Alfonso De la Vega

La Garita de Herbeira

Artículos, solfas y epistolarios

El Halloween como decadencia de la civilización

Dentro de la suicida colonización que sufre la Cultura española por la anglosajona americana, acaso la fiesta del Halloween (All Hallows´ Eve) se lleva los honores de la frivolidad, estulticia e impostura, no exenta de cierto componente tenebroso, maléfico o incluso criminal.  Todo un síntoma del proceso de devastación de la civilización al que estamos siendo sometidos.

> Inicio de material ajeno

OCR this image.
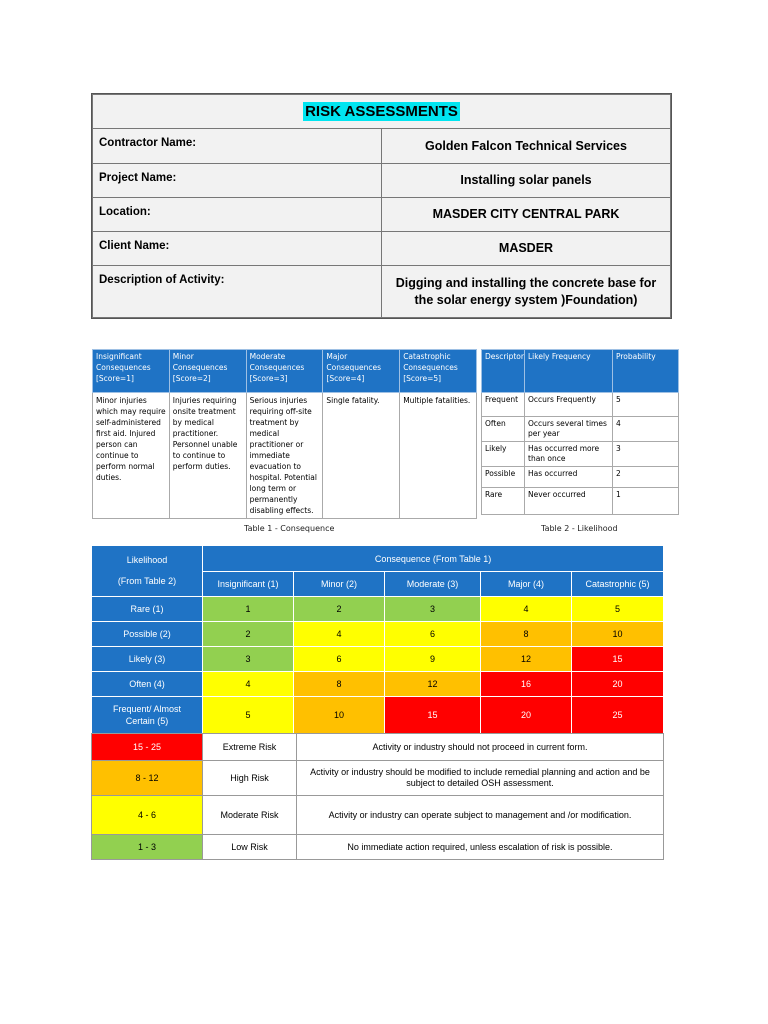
RISK ASSESSMENTS	
Contractor Name:	Golden Falcon Technical Services
Project Name:	Installing solar panels
Location:	MASDER CITY CENTRAL PARK
Client Name:	MASDER
Description of Activity:	Digging and installing the concrete base for the solar energy system )Foundation)
Insignificant Consequences [Score=1]	Minor Consequences [Score=2]	Moderate Consequences [Score=3]	Major Consequences [Score=4]	Catastrophic Consequences [Score=5]
Minor injuries which may require self-administered first aid. Injured person can continue to perform normal duties.	Injuries requiring onsite treatment by medical practitioner. Personnel unable to continue to perform duties.	Serious injuries requiring off-site treatment by medical practitioner or immediate evacuation to hospital. Potential long term or permanently disabling effects.	Single fatality.	Multiple fatalities.
Table 1 - Consequence
Descriptor	Likely Frequency	Probability
Frequent	Occurs Frequently	5
Often	Occurs several times per year	4
Likely	Has occurred more than once	3
Possible	Has occurred	2
Rare	Never occurred	1
Table 2 - Likelihood
Likelihood
(From Table 2)	Consequence (From Table 1)				
	Insignificant (1)	Minor (2)	Moderate (3)	Major (4)	Catastrophic (5)
Rare (1)	1	2	3	4	5
Possible (2)	2	4	6	8	10
Likely (3)	3	6	9	12	15
Often (4)	4	8	12	16	20
Frequent/ Almost Certain (5)	5	10	15	20	25
15 - 25	Extreme Risk	Activity or industry should not proceed in current form.
8 - 12	High Risk	Activity or industry should be modified to include remedial planning and action and be subject to detailed OSH assessment.
4 - 6	Moderate Risk	Activity or industry can operate subject to management and /or modification.
1 - 3	Low Risk	No immediate action required, unless escalation of risk is possible.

Pero aún quedan, quedamos, algunos autores, como el estudioso de las tradiciones esotéricas e iniciáticas Carmelo Ríos, que abominan de la fatídica moda anglosajona.  El Halloween procede de una antigua fiesta de origen celta relacionada con la luz, el samhain, cuyo significado se ha pervertido:

“En la actualidad, debido sin duda a la perniciosa y aplastadora influencia anglosajona y norteamericana, esta sagrada festividad no sólo se ha profanado de su propósito protector y divino, sino que se ha convertido en su opuesto, una invocación a la oscuridad por medio de una ordalía de niños y a veces de adultos vestidos de zombis, de vampiros o de monstruos.

Añádase la ingesta de alcohol, de drogas o de mejunjes selváticos tan a la moda en la sociedad, y luego veremos aparecer los síntomas de no ser uno mismo, de de estar desdoblado e incluso de algo mucho peor, de lo que es mejor no hablar.

En esta mágica noche se abría una puerta, decían los antiguos entre el más allá y el mundo de los vivos que podían comunicarse.  En las noches de Halloween se produce una verdadera entrada de fuerzas negativas que han de ser rechazadas y combatidas con las armas de la luz, con la alegría, el bien, la bondad, la compasión y la oración.

En esas noches verdaderas puertas dimensionales hacia el plano inferior astral son abiertas y cualquier forma de obsesión y posesión puede acaecer. Igualmente se producen crímenes, secuestros, raptos y otras maldades abominables, y es sabido que los brujos  magos negros usan esas fechas para incrementar su poder.

En las noches de Halloween las personas sensibles o sensitivas pueden percibir putrefactos hedores, escuchar sonidos horrísonos, música de baja frecuencia y palabras negativas en el espacio o en el interior”.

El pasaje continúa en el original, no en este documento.